After defining the company’s far-flung connected dreams when it was first announced in 2013, the enterprise-refocused headset is graduating from the X moonshot factory with a new hardware update that aims to make it more approachable for companies.
After a soft consumer tease that was buzz-worthy if not laughably pre-mature, Google Glass Enterprise Edition was announced two years ago and the dedicated group has been plugging along since then courting businesses to hop on board.
The design of Glass Enterprise Edition 2 doesn’t appear to be radically different from its predecessor, but under the hood there are some noteworthy changes, namely the platform now runs on Android and Android Enterprise Mobile Device Management. Those changes alone are probably enough for enterprise customers to move from the non-starter camp to giving it a first look.

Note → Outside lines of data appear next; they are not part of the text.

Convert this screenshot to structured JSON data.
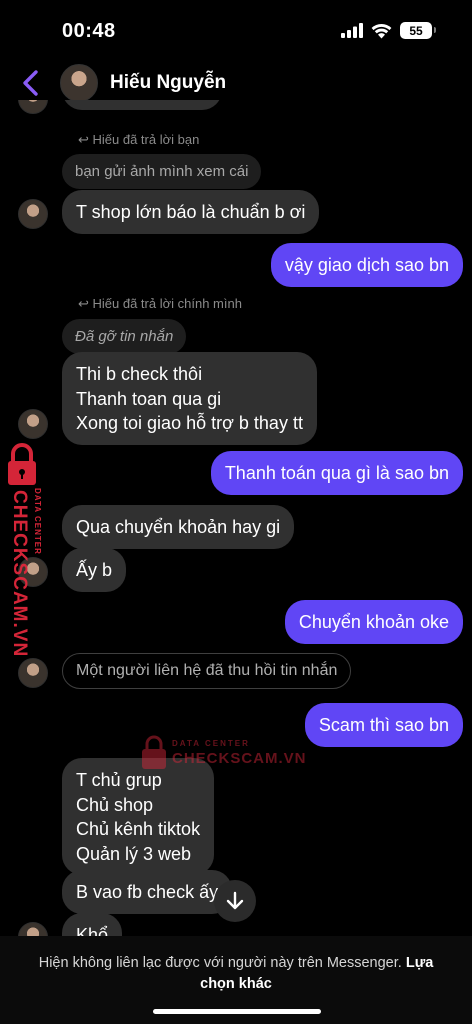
{
  "status": {
    "time": "00:48",
    "battery": "55"
  },
  "header": {
    "name": "Hiếu Nguyễn"
  },
  "messages": {
    "reply_note_1": "Hiếu đã trả lời bạn",
    "quoted_1": "bạn gửi ảnh mình xem cái",
    "m1": "T shop lớn báo là chuẩn b ơi",
    "m2": "vậy giao dịch sao bn",
    "reply_note_2": "Hiếu đã trả lời chính mình",
    "quoted_2": "Đã gỡ tin nhắn",
    "m3_lines": [
      "Thi b check thôi",
      "Thanh toan qua gi",
      "Xong toi giao hỗ trợ b thay tt"
    ],
    "m4": "Thanh toán qua gì là sao bn",
    "m5": "Qua chuyển khoản hay gi",
    "m6": "Ấy b",
    "m7": "Chuyển khoản oke",
    "unsent_notice": "Một người liên hệ đã thu hồi tin nhắn",
    "m8": "Scam thì sao bn",
    "m9_lines": [
      "T chủ grup",
      "Chủ shop",
      "Chủ kênh tiktok",
      "Quản lý 3 web"
    ],
    "m10": "B vao fb check ấy",
    "m11": "Khổ"
  },
  "watermark": {
    "brand": "CHECKSCAM.VN",
    "sub": "DATA CENTER"
  },
  "footer": {
    "notice": "Hiện không liên lạc được với người này trên Messenger.",
    "link": "Lựa chọn khác"
  },
  "colors": {
    "outgoing": "#6046f5",
    "incoming": "#303030",
    "accent": "#8a5cf6",
    "watermark": "#e0283c"
  },
  "icons": {
    "back": "chevron-left-icon",
    "scroll": "arrow-down-icon",
    "signal": "signal-icon",
    "wifi": "wifi-icon"
  }
}
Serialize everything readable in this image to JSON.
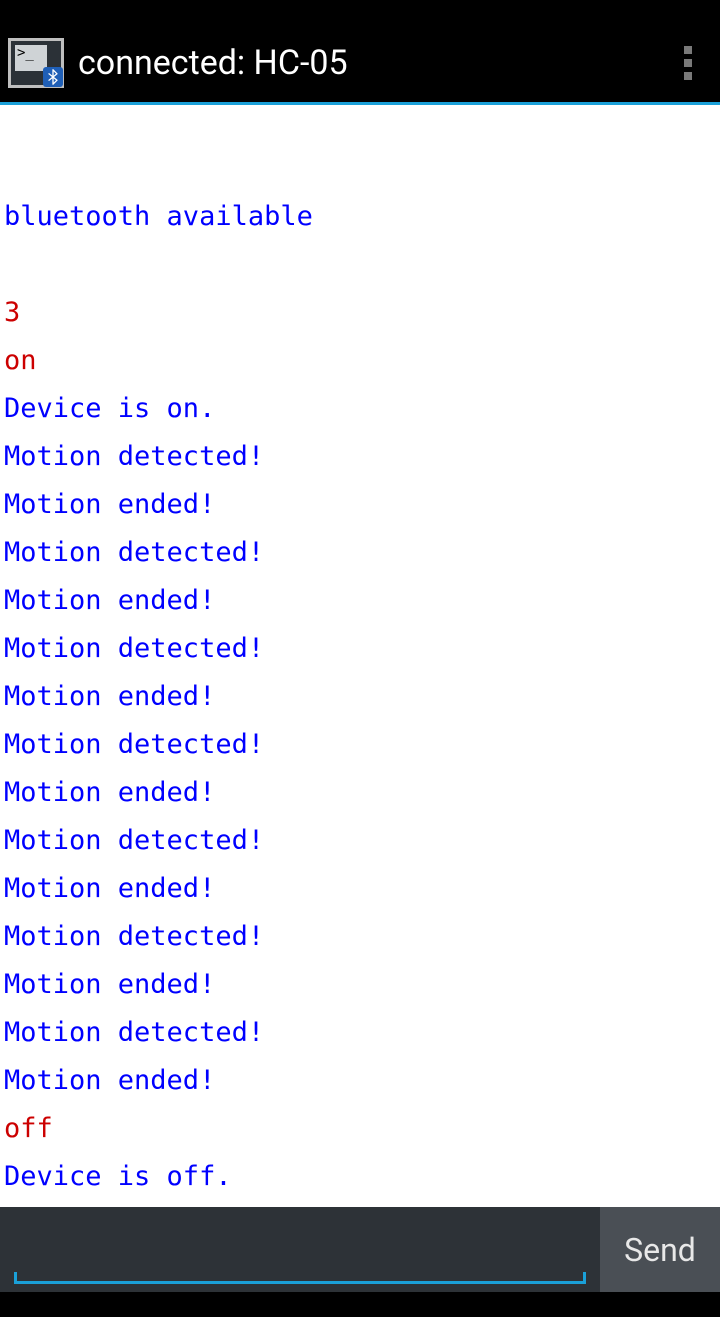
{
  "header": {
    "title": "connected: HC-05",
    "icon_prompt": ">_"
  },
  "terminal": {
    "lines": [
      {
        "text": "",
        "color": "blue"
      },
      {
        "text": "",
        "color": "blue"
      },
      {
        "text": "bluetooth available",
        "color": "blue"
      },
      {
        "text": "",
        "color": "blue"
      },
      {
        "text": "3",
        "color": "red"
      },
      {
        "text": "on",
        "color": "red"
      },
      {
        "text": "Device is on.",
        "color": "blue"
      },
      {
        "text": "Motion detected!",
        "color": "blue"
      },
      {
        "text": "Motion ended!",
        "color": "blue"
      },
      {
        "text": "Motion detected!",
        "color": "blue"
      },
      {
        "text": "Motion ended!",
        "color": "blue"
      },
      {
        "text": "Motion detected!",
        "color": "blue"
      },
      {
        "text": "Motion ended!",
        "color": "blue"
      },
      {
        "text": "Motion detected!",
        "color": "blue"
      },
      {
        "text": "Motion ended!",
        "color": "blue"
      },
      {
        "text": "Motion detected!",
        "color": "blue"
      },
      {
        "text": "Motion ended!",
        "color": "blue"
      },
      {
        "text": "Motion detected!",
        "color": "blue"
      },
      {
        "text": "Motion ended!",
        "color": "blue"
      },
      {
        "text": "Motion detected!",
        "color": "blue"
      },
      {
        "text": "Motion ended!",
        "color": "blue"
      },
      {
        "text": "off",
        "color": "red"
      },
      {
        "text": "Device is off.",
        "color": "blue"
      }
    ]
  },
  "input": {
    "value": "",
    "send_label": "Send"
  },
  "colors": {
    "accent": "#1aa0d8",
    "term_blue": "#0000ff",
    "term_red": "#cc0000"
  }
}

The software upgrades are made possible by the headset’s transition to Qualcomm’s AR/VR-focused XR1 chipset. The company also says the new headset has “improved camera performance and quality” as well as USB-C connectivity.
Compared to something like Microsoft’s HoloLens, the Glass Enterprise Edition 2 is much more limited in capabilities but focuses on giving users easy hands-free access to information in their periphery.
The Glass team joins Google’s AR/VR team and marks another key point in the company’s gradual pivot away from driving to the consumer hoop. In the past year, Google has minimized product updates to its consumer VR platform, while shuttering some groups focused on creative content production and refocusing efforts on enterprise and consumer products more heavily leveraging machine learning.
With its move from X, the Glass team joins projects like Waymo, Wing and Loon that also proved worthy of moving deeper inside Google.